Selain penataan fisik, Pemerintah Kota Bekasi juga akan memperkuat kehadiran petugas di lapangan. Dinas Perhubungan akan ditugaskan untuk meningkatkan pengawasan serta pengaturan lalu lintas di titik-titik rawan guna mengantisipasi potensi kecelakaan.
Tak hanya itu, inovasi teknologi juga mulai disiapkan. Tri Adhianto mengungkapkan bahwa pihaknya tengah merancang sistem peringatan dini berbasis suara yang akan dipasang di perlintasan.

“Saya sudah perintahkan untuk membuat sistem peringatan berbasis suara. Jadi akan ada alarm dari jarak sekitar 500 meter sebelum kereta melintas hingga ke titik perlintasan,” jelasnya.

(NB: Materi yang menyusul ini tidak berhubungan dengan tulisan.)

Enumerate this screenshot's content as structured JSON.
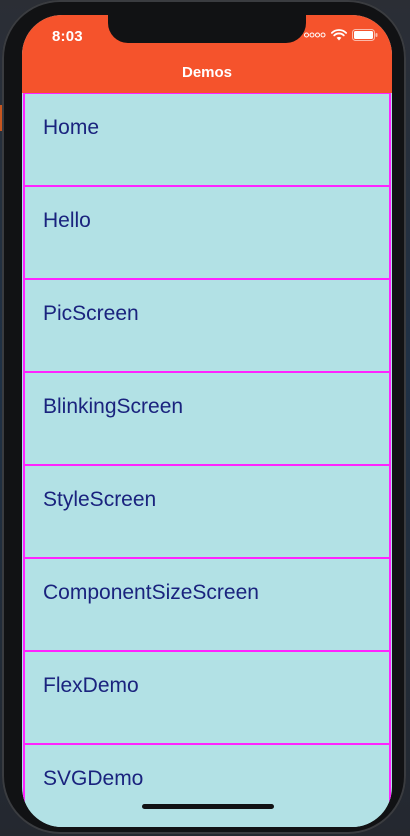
{
  "status_bar": {
    "time": "8:03",
    "icons": [
      "signal-dots-icon",
      "wifi-icon",
      "battery-icon"
    ]
  },
  "nav": {
    "title": "Demos"
  },
  "list": {
    "items": [
      {
        "label": "Home"
      },
      {
        "label": "Hello"
      },
      {
        "label": "PicScreen"
      },
      {
        "label": "BlinkingScreen"
      },
      {
        "label": "StyleScreen"
      },
      {
        "label": "ComponentSizeScreen"
      },
      {
        "label": "FlexDemo"
      },
      {
        "label": "SVGDemo"
      }
    ]
  },
  "colors": {
    "header": "#f5532c",
    "item_background": "#b2e1e5",
    "item_border": "#ff23ff",
    "item_text": "#1a237e"
  }
}
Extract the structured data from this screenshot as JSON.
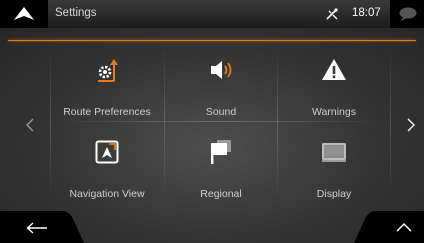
{
  "app": {
    "title": "Settings",
    "time": "18:07"
  },
  "icons": {
    "logo": "navigation-arrow-icon",
    "gps": "no-gps-signal-icon",
    "messages": "speech-bubble-icon",
    "prev": "chevron-left-icon",
    "next": "chevron-right-icon",
    "back": "back-arrow-icon",
    "up": "chevron-up-icon"
  },
  "colors": {
    "accent": "#e47b1c",
    "tile_text": "#cfcfcf"
  },
  "tiles": [
    {
      "label": "Route Preferences",
      "icon": "route-preferences-icon"
    },
    {
      "label": "Sound",
      "icon": "speaker-icon"
    },
    {
      "label": "Warnings",
      "icon": "warning-triangle-icon"
    },
    {
      "label": "Navigation View",
      "icon": "navigation-view-icon"
    },
    {
      "label": "Regional",
      "icon": "regional-flag-icon"
    },
    {
      "label": "Display",
      "icon": "display-icon"
    }
  ]
}
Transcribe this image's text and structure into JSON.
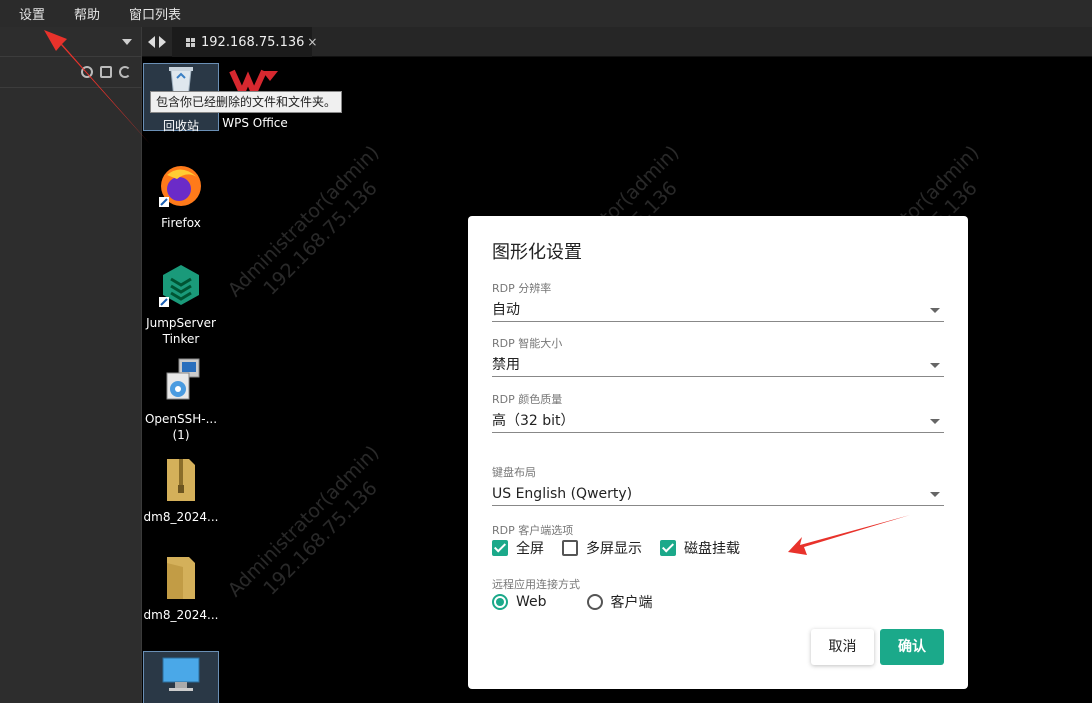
{
  "menu": [
    "设置",
    "帮助",
    "窗口列表"
  ],
  "tab": {
    "title": "192.168.75.136",
    "close": "×"
  },
  "desktop": {
    "watermark_lines": [
      "Administrator(admin)",
      "192.168.75.136"
    ],
    "tooltip": "包含你已经删除的文件和文件夹。",
    "icons": [
      {
        "label": "回收站",
        "icon": "recycle-bin-icon"
      },
      {
        "label": "WPS Office",
        "icon": "wps-icon"
      },
      {
        "label": "Firefox",
        "icon": "firefox-icon"
      },
      {
        "label": "JumpServer Tinker",
        "icon": "jumpserver-icon"
      },
      {
        "label": "OpenSSH-... (1)",
        "icon": "installer-icon"
      },
      {
        "label": "dm8_2024...",
        "icon": "zip-folder-icon"
      },
      {
        "label": "dm8_2024...",
        "icon": "folder-icon"
      },
      {
        "label": "",
        "icon": "computer-icon"
      }
    ]
  },
  "dialog": {
    "title": "图形化设置",
    "fields": [
      {
        "label": "RDP 分辨率",
        "value": "自动"
      },
      {
        "label": "RDP 智能大小",
        "value": "禁用"
      },
      {
        "label": "RDP 颜色质量",
        "value": "高（32 bit）"
      },
      {
        "label": "键盘布局",
        "value": "US English (Qwerty)"
      }
    ],
    "client_options": {
      "label": "RDP 客户端选项",
      "items": [
        {
          "label": "全屏",
          "checked": true
        },
        {
          "label": "多屏显示",
          "checked": false
        },
        {
          "label": "磁盘挂载",
          "checked": true
        }
      ]
    },
    "remote_app": {
      "label": "远程应用连接方式",
      "items": [
        {
          "label": "Web",
          "selected": true
        },
        {
          "label": "客户端",
          "selected": false
        }
      ]
    },
    "cancel": "取消",
    "confirm": "确认"
  },
  "colors": {
    "accent": "#1ba98a",
    "annotation": "#e8322b"
  }
}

Sistem ini akan terintegrasi dengan perangkat pengeras suara (toa) yang memberikan sinyal peringatan kepada masyarakat. Dengan adanya notifikasi dini, diharapkan warga memiliki waktu cukup untuk menghindari lintasan sebelum kereta melintas.
Langkah ini dinilai sebagai solusi jangka pendek yang efektif, sembari menunggu pembangunan infrastruktur permanen seperti flyover di kawasan Bulak Kapal.

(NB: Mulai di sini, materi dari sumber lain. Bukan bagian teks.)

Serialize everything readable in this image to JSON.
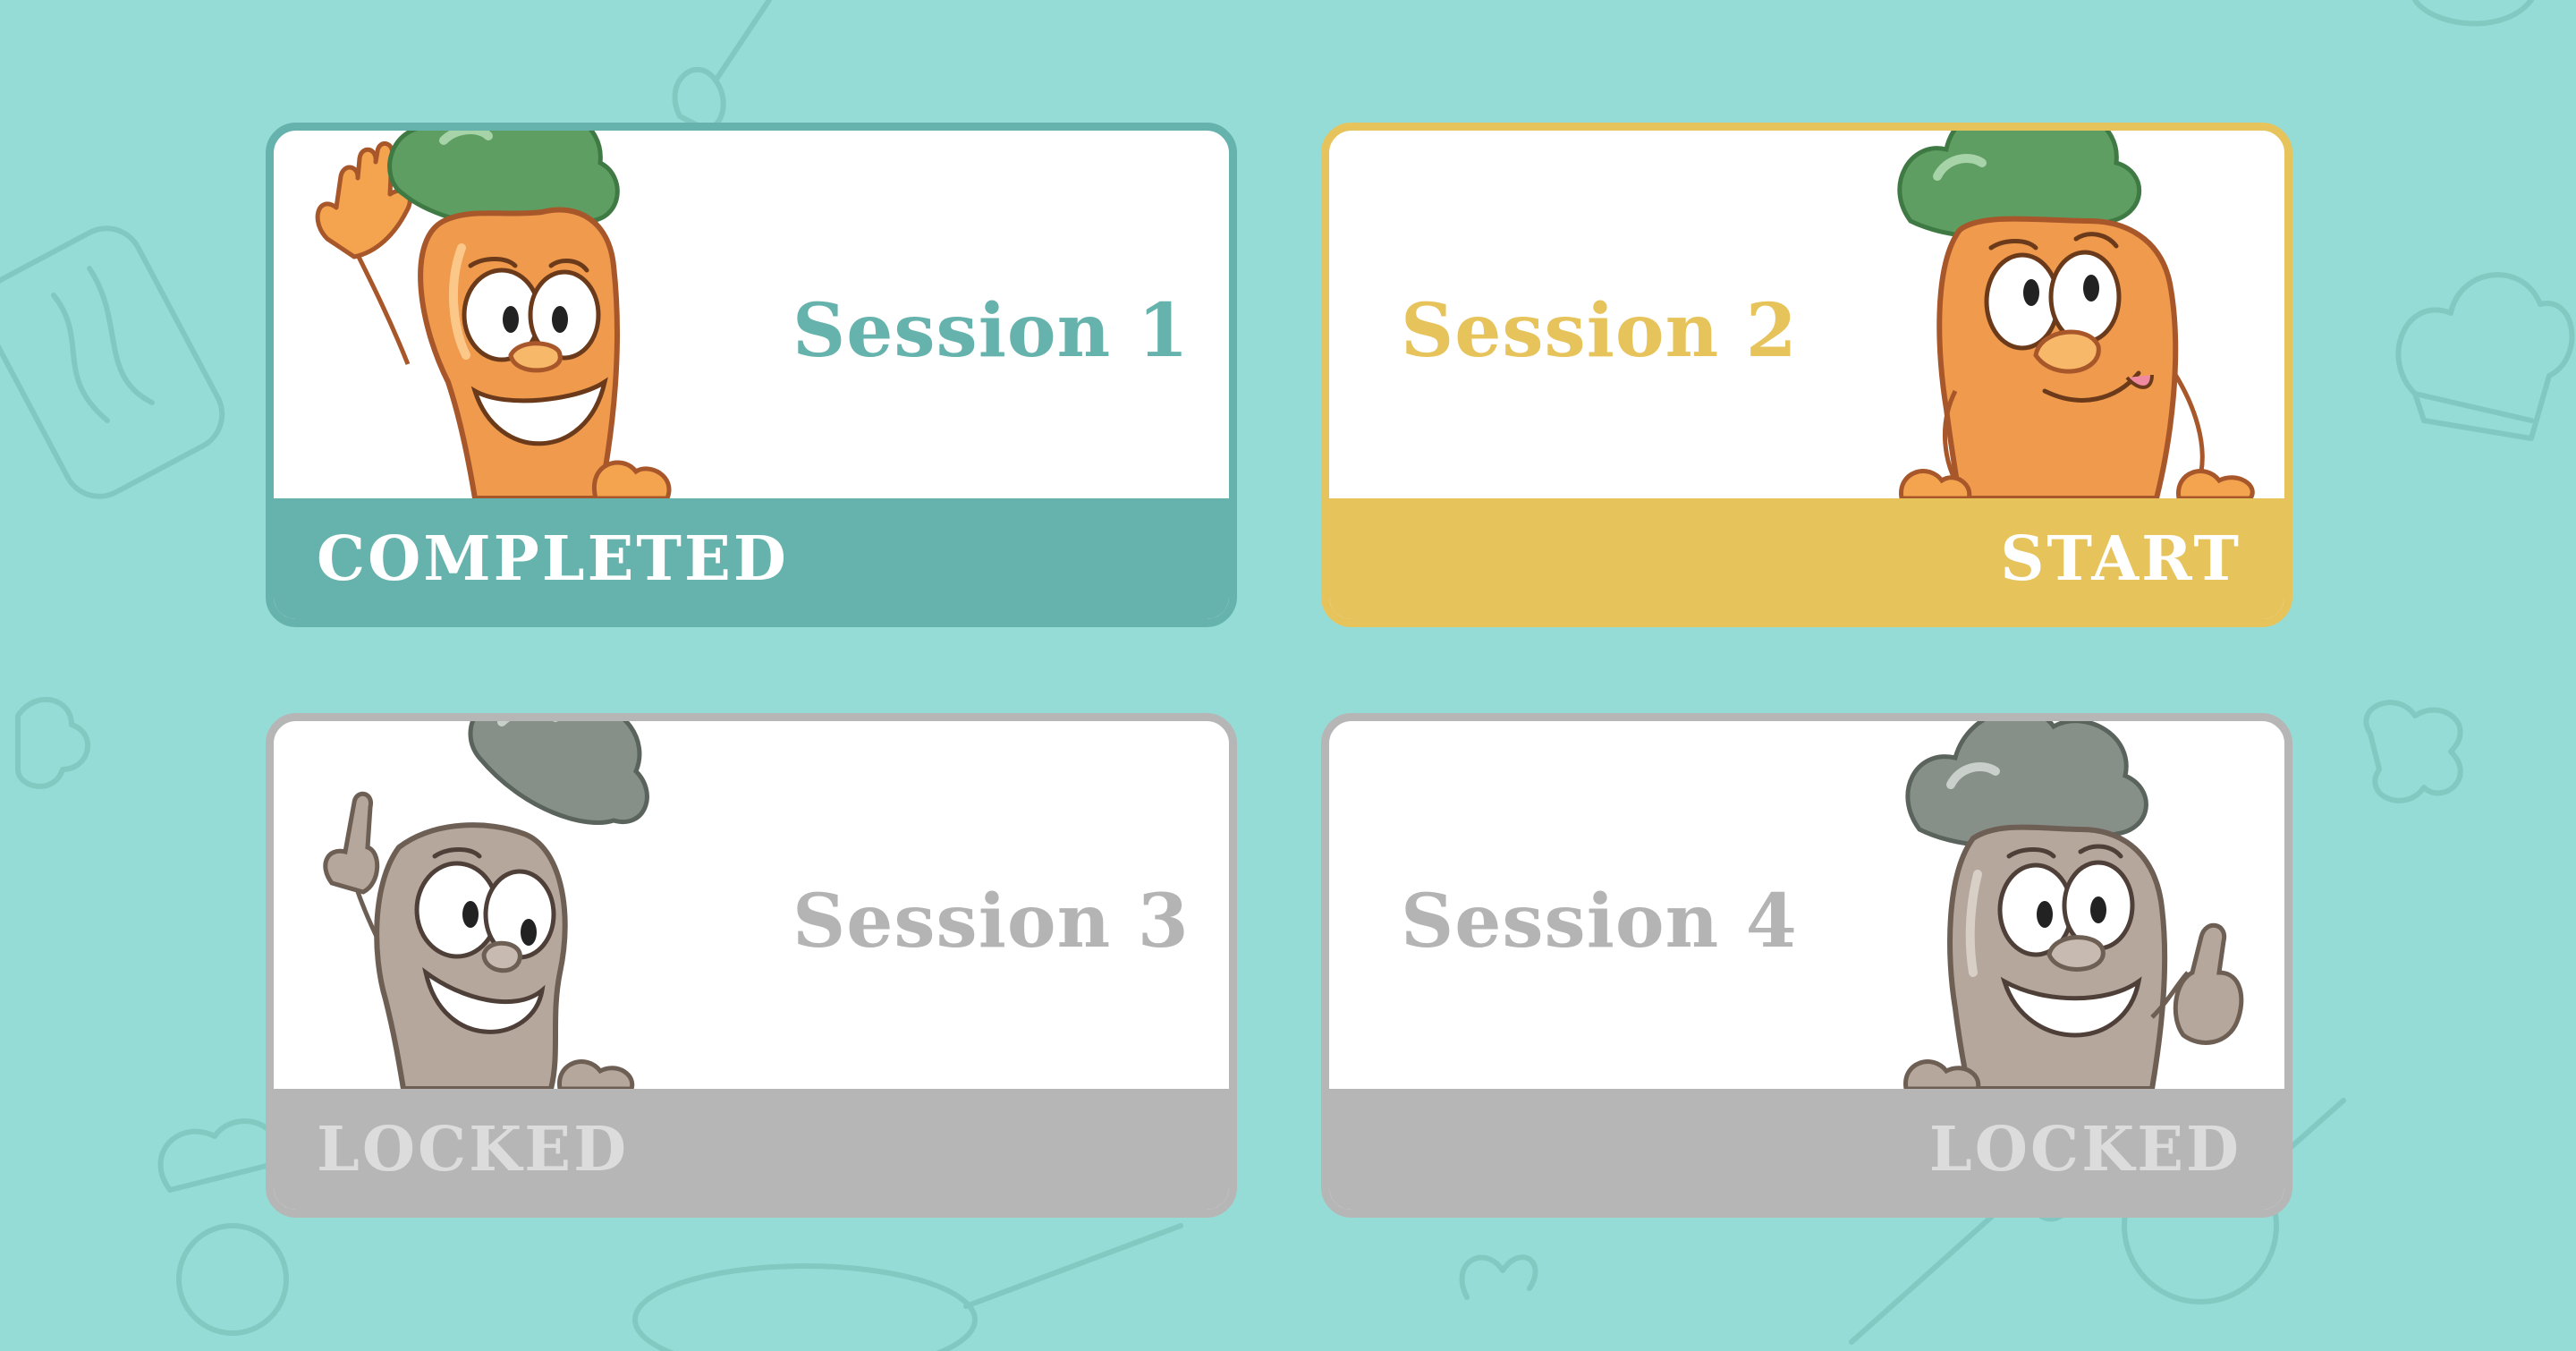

Ke depan, Pemkot Bekasi juga berencana memasang sensor otomatis untuk mendeteksi kedatangan kereta. Sistem ini akan bekerja mirip dengan alarm peringatan banjir yang telah diterapkan di sejumlah wilayah, seperti Jatiasih dan Kali Lengkak.

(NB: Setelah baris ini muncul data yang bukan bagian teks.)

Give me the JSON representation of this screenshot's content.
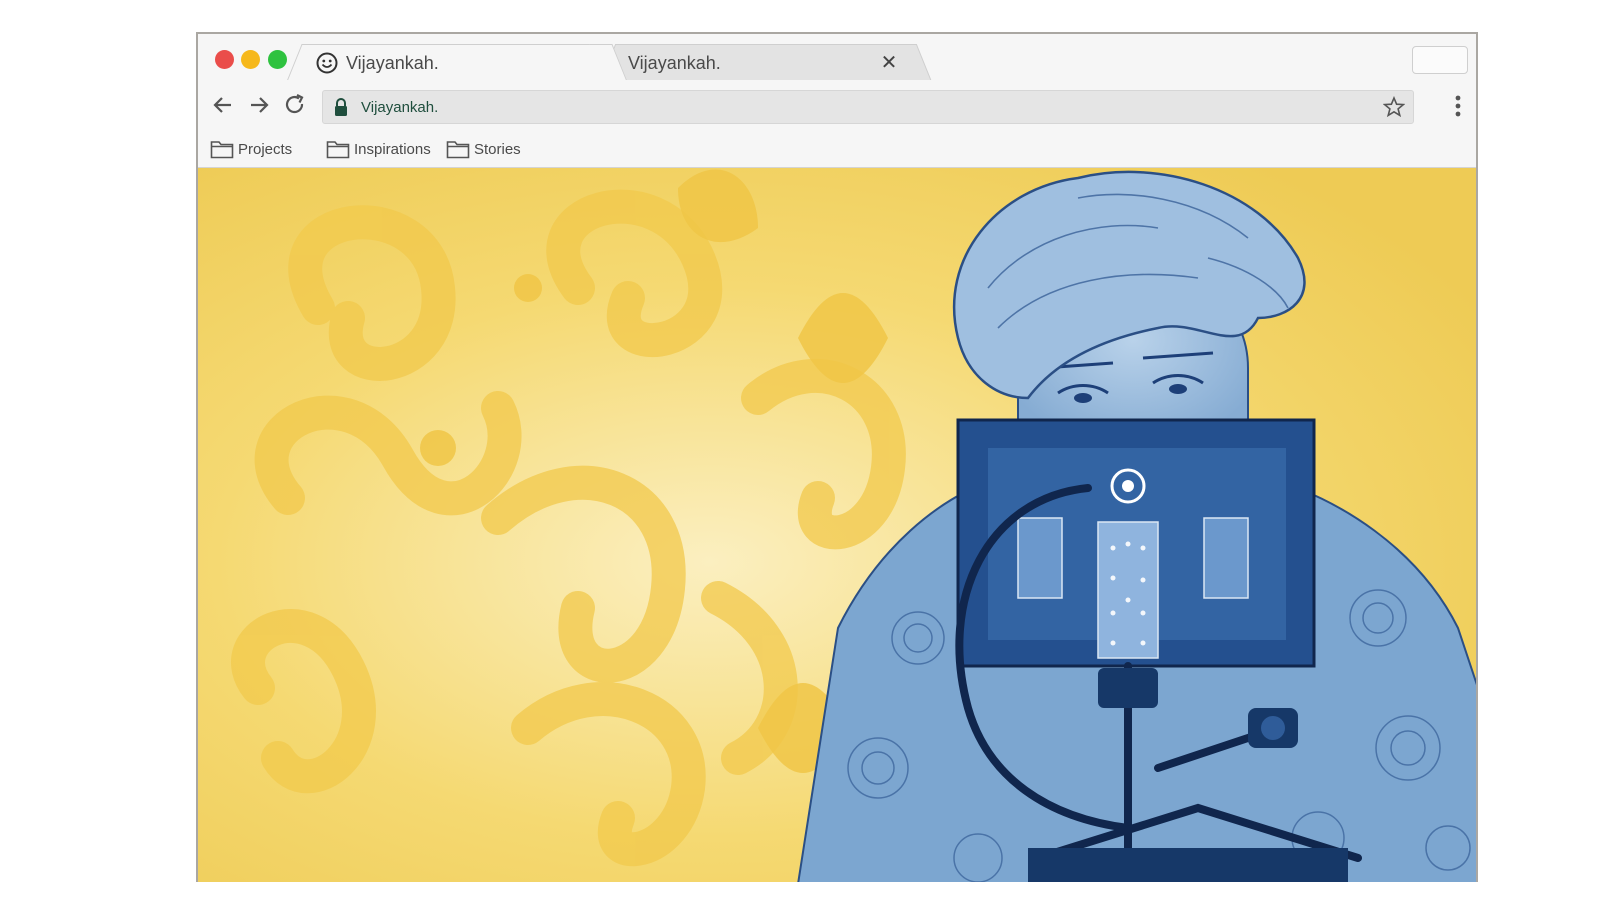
{
  "window": {
    "tabs": [
      {
        "title": "Vijayankah.",
        "active": true,
        "favicon": "smiley-icon"
      },
      {
        "title": "Vijayankah.",
        "active": false,
        "close_icon": "close-icon"
      }
    ]
  },
  "toolbar": {
    "url": "Vijayankah.",
    "icons": [
      "back-arrow-icon",
      "forward-arrow-icon",
      "reload-icon",
      "lock-icon",
      "star-icon",
      "menu-icon"
    ]
  },
  "bookmarks": [
    {
      "label": "Projects",
      "icon": "folder-icon"
    },
    {
      "label": "Inspirations",
      "icon": "folder-icon"
    },
    {
      "label": "Stories",
      "icon": "folder-icon"
    }
  ],
  "content": {
    "image": "illustration-person-with-camera-rig",
    "colors": {
      "background_yellow": "#f3cf5a",
      "figure_blue": "#7ea6cf",
      "dark_blue": "#1d3f78"
    }
  }
}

Dengan teknologi tersebut, peringatan tidak hanya mengandalkan petugas manual, tetapi juga sistem otomatis yang lebih cepat dan akurat dalam memberikan notifikasi kepada masyarakat.
Dalam kesempatan itu, Tri Adhianto juga menegaskan bahwa pengelolaan perlintasan rel akan dilakukan secara tegas oleh pemerintah daerah. Ia memastikan tidak ada pihak lain yang menguasai pengelolaan pintu perlintasan.
“Kita pastikan ini dikelola pemerintah. Tidak ada cerita pemerintah takut atau kalah dengan pihak mana pun. Ini demi keselamatan warga,” tegasnya.
Sebagai langkah konkret lainnya, Dinas Perhubungan diinstruksikan untuk segera memasang pembatas (barrier) di titik-titik perlintasan yang belum memiliki palang resmi. Pemasangan ini akan menjadi solusi sementara untuk menekan risiko kecelakaan.
Kawasan Bulak Kapal sendiri menjadi perhatian serius karena tingginya aktivitas warga yang melintas di jalur tersebut, meskipun tidak dilengkapi sistem pengamanan memadai. Kondisi ini membuat potensi kecelakaan cukup tinggi, terutama saat jam sibuk.
Melalui langkah terpadu antara pengawasan, teknologi, dan pembangunan infrastruktur, Pemerintah Kota Bekasi berharap angka kecelakaan di perlintasan kereta dapat ditekan secara signifikan.
Peninjauan ini juga menjadi bagian dari komitmen pemerintah daerah dalam memberikan rasa aman kepada masyarakat, khususnya dalam penggunaan transportasi dan aktivitas sehari-hari di sekitar jalur rel.
Dengan adanya sistem peringatan dini dan penataan yang lebih baik, diharapkan perlintasan kereta di Kota Bekasi ke depan menjadi lebih aman, tertib, dan minim risiko kecelakaan.